After You’d Gone, published when she was 27 years old, received rave reviews, and also won a Betty Trask Award. I still have my battered paperback edition with, as it turns out, a prescient quote from Ali Smith on the cover, reviewing for Scotland on Sunday: “O’Farrell is a born novelist... After You’d Gone is gripping, delivered with clarity, care, generosity... supremely moving.” Fittingly, Smith has written the foreword for the 2025 edition.
Over the course of her nine novels, O’Farrell has explored intimate relationships, both romantic and familial, with elegance and precision. Her characters are beautifully observed, and the story is always powered by a cleverly constructed, compulsive page-turner of a plot. To my mind she has written particularly well about motherhood, most viscerally in the 2010 Costa Novel Award-winning The Hand That First Held Mine – no writer has quite captured the chaotic days and nights with a newborn as she has here – and the unbearable death of a child in the Women’s Prize-winning Hamnet. Hamnet’s body laid out and prepared for burial by his mother remains one of the most moving depictions of grief and loss I have ever read.

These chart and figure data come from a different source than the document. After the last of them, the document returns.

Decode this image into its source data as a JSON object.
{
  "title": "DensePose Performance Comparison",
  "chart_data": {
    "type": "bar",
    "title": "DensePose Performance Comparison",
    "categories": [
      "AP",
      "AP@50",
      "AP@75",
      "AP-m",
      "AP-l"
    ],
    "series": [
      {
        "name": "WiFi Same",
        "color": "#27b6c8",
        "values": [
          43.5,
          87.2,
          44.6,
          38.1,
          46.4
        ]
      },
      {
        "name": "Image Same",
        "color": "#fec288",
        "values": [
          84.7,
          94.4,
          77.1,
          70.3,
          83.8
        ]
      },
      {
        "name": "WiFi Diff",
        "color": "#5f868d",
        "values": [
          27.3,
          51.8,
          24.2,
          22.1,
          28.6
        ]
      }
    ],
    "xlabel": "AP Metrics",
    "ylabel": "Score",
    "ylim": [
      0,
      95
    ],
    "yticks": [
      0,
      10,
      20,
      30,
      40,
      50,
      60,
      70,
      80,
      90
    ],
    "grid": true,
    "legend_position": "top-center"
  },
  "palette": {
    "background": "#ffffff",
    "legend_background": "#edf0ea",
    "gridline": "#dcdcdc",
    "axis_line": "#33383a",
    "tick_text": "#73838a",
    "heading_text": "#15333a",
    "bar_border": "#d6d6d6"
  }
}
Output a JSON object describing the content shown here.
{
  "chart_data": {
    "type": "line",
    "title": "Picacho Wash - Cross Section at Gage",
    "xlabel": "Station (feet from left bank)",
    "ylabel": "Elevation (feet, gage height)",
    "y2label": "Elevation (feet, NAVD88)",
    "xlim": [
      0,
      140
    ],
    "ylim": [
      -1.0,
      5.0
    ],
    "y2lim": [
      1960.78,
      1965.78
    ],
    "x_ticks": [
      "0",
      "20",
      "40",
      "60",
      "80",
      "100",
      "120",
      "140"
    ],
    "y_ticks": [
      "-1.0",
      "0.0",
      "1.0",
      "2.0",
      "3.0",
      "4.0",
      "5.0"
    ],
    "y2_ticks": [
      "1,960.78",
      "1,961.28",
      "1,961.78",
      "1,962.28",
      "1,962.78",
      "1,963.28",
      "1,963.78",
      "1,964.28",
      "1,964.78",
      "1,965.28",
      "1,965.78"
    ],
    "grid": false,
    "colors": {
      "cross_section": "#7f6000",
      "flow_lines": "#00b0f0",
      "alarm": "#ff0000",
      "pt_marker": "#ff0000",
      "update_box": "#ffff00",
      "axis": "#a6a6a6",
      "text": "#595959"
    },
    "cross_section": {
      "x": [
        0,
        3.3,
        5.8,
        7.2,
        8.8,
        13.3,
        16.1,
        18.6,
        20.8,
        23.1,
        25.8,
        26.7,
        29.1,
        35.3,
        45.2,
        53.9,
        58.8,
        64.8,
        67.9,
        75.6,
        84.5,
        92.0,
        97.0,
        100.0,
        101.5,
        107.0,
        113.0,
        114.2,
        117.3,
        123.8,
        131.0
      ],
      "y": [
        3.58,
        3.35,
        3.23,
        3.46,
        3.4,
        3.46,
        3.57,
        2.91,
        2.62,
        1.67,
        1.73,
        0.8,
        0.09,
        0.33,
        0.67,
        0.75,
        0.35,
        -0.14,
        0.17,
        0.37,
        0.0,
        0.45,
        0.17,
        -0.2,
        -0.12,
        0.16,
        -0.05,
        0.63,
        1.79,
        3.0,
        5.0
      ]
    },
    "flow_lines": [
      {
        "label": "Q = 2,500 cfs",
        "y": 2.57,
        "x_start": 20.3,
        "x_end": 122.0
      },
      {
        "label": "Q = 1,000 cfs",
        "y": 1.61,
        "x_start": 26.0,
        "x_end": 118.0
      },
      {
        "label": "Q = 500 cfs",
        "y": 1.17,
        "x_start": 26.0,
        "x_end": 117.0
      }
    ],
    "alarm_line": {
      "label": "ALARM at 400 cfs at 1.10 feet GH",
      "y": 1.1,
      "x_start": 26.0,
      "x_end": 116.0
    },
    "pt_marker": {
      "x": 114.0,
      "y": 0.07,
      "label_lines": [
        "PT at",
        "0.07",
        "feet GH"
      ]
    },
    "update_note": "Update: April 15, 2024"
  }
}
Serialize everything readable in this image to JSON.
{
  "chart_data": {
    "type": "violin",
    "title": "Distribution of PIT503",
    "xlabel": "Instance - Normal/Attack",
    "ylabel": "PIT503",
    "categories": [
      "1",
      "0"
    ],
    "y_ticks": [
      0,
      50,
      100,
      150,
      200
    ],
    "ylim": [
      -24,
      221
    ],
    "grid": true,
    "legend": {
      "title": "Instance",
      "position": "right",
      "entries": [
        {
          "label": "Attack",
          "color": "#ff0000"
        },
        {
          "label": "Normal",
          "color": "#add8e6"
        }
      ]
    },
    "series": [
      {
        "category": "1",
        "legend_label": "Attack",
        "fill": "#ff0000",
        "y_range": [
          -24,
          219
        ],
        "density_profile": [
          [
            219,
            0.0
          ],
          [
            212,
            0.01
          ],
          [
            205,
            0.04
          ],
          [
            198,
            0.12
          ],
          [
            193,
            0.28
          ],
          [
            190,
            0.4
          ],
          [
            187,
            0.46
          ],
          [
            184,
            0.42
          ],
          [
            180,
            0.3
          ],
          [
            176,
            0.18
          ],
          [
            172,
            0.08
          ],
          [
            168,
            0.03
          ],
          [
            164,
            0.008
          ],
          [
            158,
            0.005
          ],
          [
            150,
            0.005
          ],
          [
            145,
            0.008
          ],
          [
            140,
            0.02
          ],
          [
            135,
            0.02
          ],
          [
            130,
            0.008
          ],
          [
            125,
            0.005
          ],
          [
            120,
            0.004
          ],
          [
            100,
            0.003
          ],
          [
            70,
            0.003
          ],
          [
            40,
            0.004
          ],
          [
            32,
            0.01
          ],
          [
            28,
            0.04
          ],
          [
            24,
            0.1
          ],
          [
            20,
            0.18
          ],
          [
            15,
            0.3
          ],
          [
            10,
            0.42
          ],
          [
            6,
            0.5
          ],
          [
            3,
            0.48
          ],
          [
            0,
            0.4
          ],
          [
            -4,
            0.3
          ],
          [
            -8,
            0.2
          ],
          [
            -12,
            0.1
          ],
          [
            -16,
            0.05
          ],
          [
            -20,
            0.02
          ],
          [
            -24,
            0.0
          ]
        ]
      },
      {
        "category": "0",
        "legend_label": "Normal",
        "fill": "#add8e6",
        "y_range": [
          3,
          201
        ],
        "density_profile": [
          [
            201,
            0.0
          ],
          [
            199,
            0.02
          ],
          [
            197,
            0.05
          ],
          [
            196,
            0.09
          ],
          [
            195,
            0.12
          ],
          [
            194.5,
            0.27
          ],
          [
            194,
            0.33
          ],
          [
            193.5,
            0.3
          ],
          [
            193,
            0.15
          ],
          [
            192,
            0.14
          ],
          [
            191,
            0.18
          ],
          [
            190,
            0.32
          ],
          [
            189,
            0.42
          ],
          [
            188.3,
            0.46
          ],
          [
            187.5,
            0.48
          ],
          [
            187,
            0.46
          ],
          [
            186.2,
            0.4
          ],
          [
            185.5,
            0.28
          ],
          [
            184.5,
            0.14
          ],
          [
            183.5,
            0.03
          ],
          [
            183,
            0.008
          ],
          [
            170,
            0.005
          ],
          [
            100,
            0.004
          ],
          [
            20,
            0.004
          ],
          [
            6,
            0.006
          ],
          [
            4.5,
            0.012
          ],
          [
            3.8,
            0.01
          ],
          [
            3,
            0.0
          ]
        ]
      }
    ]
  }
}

The seeds for her novels have been different every single time, she says. Her most recent novel The Marriage Portrait was inspired by a painting. This Must Be the Place grew out of observing the reactions to a very famous celebrity in a Soho café. “You can’t go out searching for it, that’s the hard thing about inspiration. Also, it can have a long gestational period – something that you read or overheard or have seen – and it can be years later that it might start to develop into something.”
O’Farrell has combined her stellar career with raising three children – she is married to the novelist William Sutcliffe – and loathes “the school of thought that says every baby costs you a book”. It’s just not true, she says: “All books are written against impossible odds. Every single one. And the odds change throughout your life. The first two books I wrote while I was working full time as a journalist, then I had young children.” She managed to combine the two, although she does vividly remember an early challenge: “My son, when he was very small, once came into a room and put a cardboard box over my head. I said, ‘What are you doing?’ and he said, ‘I’m just trying to stop you thinking!’”
I ask if she has a favourite of her novels? “All of them represent a different time in my life and a different set of concerns, and also something that I wanted to learn about. I think you’re often told in writing classes to write what you know. But I don’t really agree with that. Often, we write what we don’t know and actually the act of writing novels is the way we find out.”
Neither has she found that the act of writing novels gets easier over time: “What you know how to write is the ones you have written and actually you don’t know how to write the next one. You’ll have to work that out as you go along.”
Most recently, she has adapted her novel Hamnet for the big screen, collaborating with the director Chloé Zhao, who won Best Director at the 2021 Oscars for Nomadland, on the screenplay. O’Farrell initially did not want to be involved, but Zhao was “quite persuasive” when the two met over video call. She found the whole process of effectively disassembling and reassembling the novel so that it worked on the screen fascinating, “externalising what is internal in the novel so that it can be expressed by an actor”. She is full of praise for the two stars: Jessie Buckley, who plays the free-spirited Agnes, Shakespeare’s wife, and Paul Mescal as Shakespeare.
A starry Hollywood film adaptation is surely another measure of her success. But O’Farrell sees things slightly differently: “The definition of success for me is whether or not I feel a book is working. Whether the characters are interacting with the plot, whether the structure is balanced, whether I’ve used too many repeated words. That’s the only form of success I really think about.”